One of the major challenges of attaining the objective of fully inoculating every adult by the year-end is the 12-week gap between the two doses of Covishield, which extends even farther in the event of a person getting infected after the first dose. The government has to take a call on how to bridge the gap between the two doses.
Another challenge will be the vaccination of children, particularly those having comorbidities. India's first vaccine for children has been given emergency use authorisation (EUA), and the government is likely to frame the final guidelines and set a timeline of the vaccine roll-out for children. This assumes significance as schools and colleges have reopened or are resuming physical classes in phases in many states.
Secondly, India's drug sector regulator recently gave EUA to Bharat Biotech's vaccine Covaxin for children between two years and 18 years of age. The government has to tread cautiously here, because no other country is administering the Covid jab to children aged between two and six years. Although the safety and immunogenicity of Covaxin have been found to be the same among adults and children, it may be quite a task to convince parents to allow their children to get vaccinated.
Another thrust area should be to jab adults in rural areas. Experts are of the view that vaccination should be done door-to-door in those areas where a wage-earner cannot afford to go without even a day's work. Many of them may still be harbouring vaccine hesitancy. But there is no time for such hesitancy now when India is sitting on piles of vaccine doses.
There is also an external dimension to India's ramped-up vaccine production since August. Modi's "vaccine maitri" diplomacy, though halted by the deadly second wave of the pandemic in March-April, has positioned India as a key player in meeting global needs, particularly of middle-income and poorer countries in Asia, Africa and Latin America. After restarting the vaccine exports of Covid-19 vaccines in October with four million doses, India is expected to increase it in the coming months as domestic stocks build up and most of its own large population is vaccinated either partially or fully.
The Serum Institute of India, manufacturing the Oxford-AstraZeneca vaccine, and Bharat Biotech are ready to further increase their production capacities, and with a few other locally-developed vaccines closer to production or clearing national regulatory approvals, India is expected to be producing 300-320 million shots a month by early next year—more than the average 210 million doses it administers at home per month. The vaccine export policy is not cast in stone.

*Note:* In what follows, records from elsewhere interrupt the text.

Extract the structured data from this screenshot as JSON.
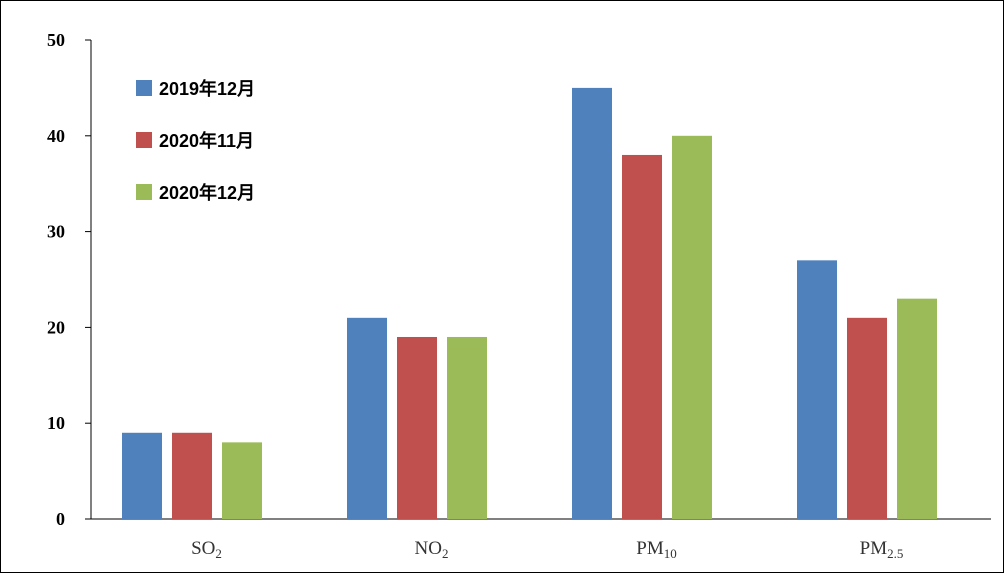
{
  "chart_data": {
    "type": "bar",
    "categories": [
      {
        "main": "SO",
        "sub": "2"
      },
      {
        "main": "NO",
        "sub": "2"
      },
      {
        "main": "PM",
        "sub": "10"
      },
      {
        "main": "PM",
        "sub": "2.5"
      }
    ],
    "series": [
      {
        "name": "2019年12月",
        "color": "#4F81BD",
        "values": [
          9,
          21,
          45,
          27
        ]
      },
      {
        "name": "2020年11月",
        "color": "#C0504D",
        "values": [
          9,
          19,
          38,
          21
        ]
      },
      {
        "name": "2020年12月",
        "color": "#9BBB59",
        "values": [
          8,
          19,
          40,
          23
        ]
      }
    ],
    "yticks": [
      "0",
      "10",
      "20",
      "30",
      "40",
      "50"
    ],
    "ylim": [
      0,
      50
    ],
    "legend_position": "top-left",
    "grid": false
  }
}
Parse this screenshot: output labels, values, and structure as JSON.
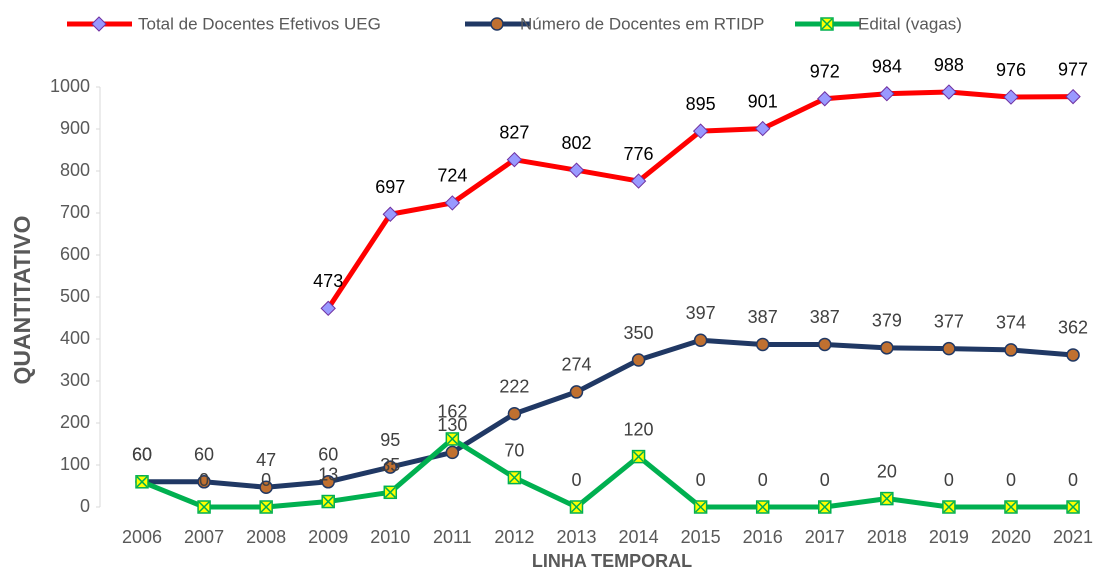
{
  "chart_data": {
    "type": "line",
    "x_label": "LINHA TEMPORAL",
    "y_label": "QUANTITATIVO",
    "categories": [
      "2006",
      "2007",
      "2008",
      "2009",
      "2010",
      "2011",
      "2012",
      "2013",
      "2014",
      "2015",
      "2016",
      "2017",
      "2018",
      "2019",
      "2020",
      "2021"
    ],
    "series": [
      {
        "name": "Total de Docentes Efetivos UEG",
        "color": "#ff0000",
        "marker": "diamond",
        "values": [
          null,
          null,
          null,
          473,
          697,
          724,
          827,
          802,
          776,
          895,
          901,
          972,
          984,
          988,
          976,
          977
        ]
      },
      {
        "name": "Número de Docentes em RTIDP",
        "color": "#203864",
        "marker": "circle",
        "values": [
          60,
          60,
          47,
          60,
          95,
          130,
          222,
          274,
          350,
          397,
          387,
          387,
          379,
          377,
          374,
          362
        ]
      },
      {
        "name": "Edital (vagas)",
        "color": "#00b050",
        "marker": "square",
        "values": [
          60,
          0,
          0,
          13,
          35,
          162,
          70,
          0,
          120,
          0,
          0,
          0,
          20,
          0,
          0,
          0
        ]
      }
    ],
    "ylim": [
      0,
      1000
    ],
    "yticks": [
      0,
      100,
      200,
      300,
      400,
      500,
      600,
      700,
      800,
      900,
      1000
    ],
    "legend": "top"
  }
}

Flexibility is the buzzword of such a policy, keeping in mind the domestic requirement first. If national interests during the peak of the second wave warranted India to give overriding priority to meet domestic needs, the changed situation today should give equal focus to global collaboration. The World Health Organization (WHO) approval to Covaxin, India's indigenous Covid-19 jab, is expected to help that objective.
Pallab Bhattacharya is a special correspondent for The Daily Star. He writes from New Delhi, India.